In tight economic times, leveraging existing assets (rather than investing in new assets) must certainly be attractive to upper management, so it shouldn’t be difficult to get management’s buy-in to such projects.
That’s true, but a project of this scope needs to have the focus and attention of upper management and be driven from the top down to provide political oversight. Implementation of an ODS model may ruffle some feathers as some long-standing relationships between incumbent vendors and IT managers are either reduced or eliminated.
What mistakes does IT traditionally make getting started with ODS?
Since the benefits can be dramatic, one mistake is to try and “boil the ocean” by implementing all aspects of the ODS model all at once. A better way is to take a phased approach and introduce the model step by step, starting with fixing backup or disaster recovery, which is usually where the company is feeling the most pain.
What best practices can you suggest IT follow to avoid such problems and maximize the benefits of ODS?
In order to adhere to the ODS model and not waste money, IT managers should ask themselves these five questions prior to implementing any new technology, whether in the data center or at remote locations:
- Does the solution simplify operations?
- Can we use the same solution across all platforms and applications?
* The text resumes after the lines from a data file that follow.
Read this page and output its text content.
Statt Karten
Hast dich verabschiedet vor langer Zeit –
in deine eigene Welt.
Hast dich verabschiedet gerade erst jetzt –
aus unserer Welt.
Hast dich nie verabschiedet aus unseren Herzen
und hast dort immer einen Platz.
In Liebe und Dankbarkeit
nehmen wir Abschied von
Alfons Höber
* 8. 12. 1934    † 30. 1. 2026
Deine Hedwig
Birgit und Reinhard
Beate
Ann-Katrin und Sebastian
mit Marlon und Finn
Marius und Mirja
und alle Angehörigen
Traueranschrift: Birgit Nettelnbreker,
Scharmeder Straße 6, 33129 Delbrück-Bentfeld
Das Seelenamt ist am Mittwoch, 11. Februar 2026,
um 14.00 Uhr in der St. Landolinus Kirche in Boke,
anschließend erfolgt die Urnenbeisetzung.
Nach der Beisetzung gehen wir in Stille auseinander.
- Does the solution leverage existing assets?
- Can we leverage current policies and procedures?
- Can we implement the solution based on the savings it provides rather than relying on new budgets?
What products or services does FalconStor offer for ODS?
FalconStor is a driving force behind simplifying the data center and reducing IT costs for our customers. We have embraced the ODS model through our data services platform known as IPStor, from which we create a family complete solutions based on the ODS model: FalconStor Network Storage Server, FalconStor Continuous Data Protector, FalconStor Virtual Tape Library with Deduplication, and FalconStor’s file-interface deduplication system (which is currently in beta).
Unlike most technology vendors (that only offer a single solution or that buy up companies and tie everything together with scripts), we can leverage our platform to reduce complexity -- and we can call each one of these interrelated solutions a “platform for optimized data services,” or PODS. The PODS provides all the ODS functionality requirements via a single console.